El gran proyecto/II parte y última

 

Guillermo García Oropeza

El nuevo aeropuerto de la ciudad de México resulta ser, desde el punto de vista de la arquitectura, el proyecto más importante del sexenio, y como sabemos será la creación de un lord británico y quien seguramente ha de ser el mejor arquitecto mexicano a quien el gobierno premiará así su celebérrima trayectoria. Repito que escribo como arquitecto y amante de la arquitectura que soy y para quien el proyecto me ha sugerido ciertas reflexiones. Entre otras constatar una vez más que la arquitectura moderna en la que me formé ya está tan muerta como el gótico o el románico.

Para los no arquitectos diré que esa arquitectura moderna se fue formando en Europa y Estados Unidos a partir de las últimas décadas del siglo XIX y principios del pasado en reacción al eclecticismo entonces imperante. Este nuevo estilo austero y rebelde va surgiendo en Austria, Alemania, Holanda, Gran Bretaña y en ciudades como Chicago, y quiere ser honesto, limpio, lógico, práctico y con una profunda conciencia social. Y allí estaría la Bauhaus entre tantos ejemplos. Cierto que las ideologías lo penetran, el nazismo o la brillante primavera de Lenin. Conocerá sus grandes maestros a partir de la Segunda Guerra y será estilo mundial desde Japón o Brasil hasta México. Pero luego aparece ese horror comparable a la peste negra que es el neoliberalismo y el orgasmo del gran capital que requiere una nueva arquitectura para levantar sus monumentos, sus edificios corporativos, sus hoteles de lujo… sus aeropuertos.
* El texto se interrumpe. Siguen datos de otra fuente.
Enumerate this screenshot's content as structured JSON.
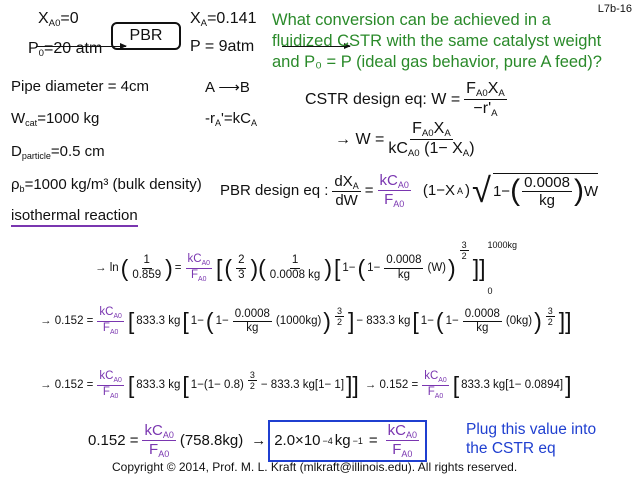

Otra reflexión ha sido para mí el recuerdo de que no es la primera vez que un gobierno mexicano trae a un arquitecto extranjero como si no los hubiera buenos en el país y me acordé de Adamo Boari, aquel italiano traído por Porfirio Díaz y que nos dejó edificios opulentos como el Correo Mayor tan veneciano, el que hoy aloja el Munal, el Expiatorio de Guadalajara en gótico italianado y sobre todo el Palacio de Bellas Artes, que iba a ser el gran símbolo del porfirismo pero al que se la atravesó la Revolución y fue terminado en surrealista y hermoso estilo mexicano por los arquitectos Muñoz y Mariscal allá en 1934.
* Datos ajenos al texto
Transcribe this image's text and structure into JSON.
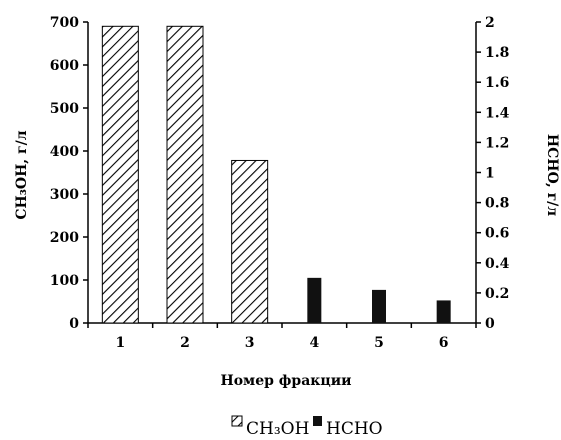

Y es que las grandes obras no siempre las terminan quienes las empiezan. Pero todas mis reflexiones de arquitecto parece que no le importan a nadie y lo único que provoco con quienes comento lo del “gran proyecto” es un curioso juego de lo más mexicano: el de apostar “de a cuánto van a ser los moches pa’los manotas” y se habla de cantidades fabulosas aunque yo —a quien me enseñaron los maristas a no pensar mal de nadie— creo que todo se llevará a cabo en la más virginal y absoluta transparencia.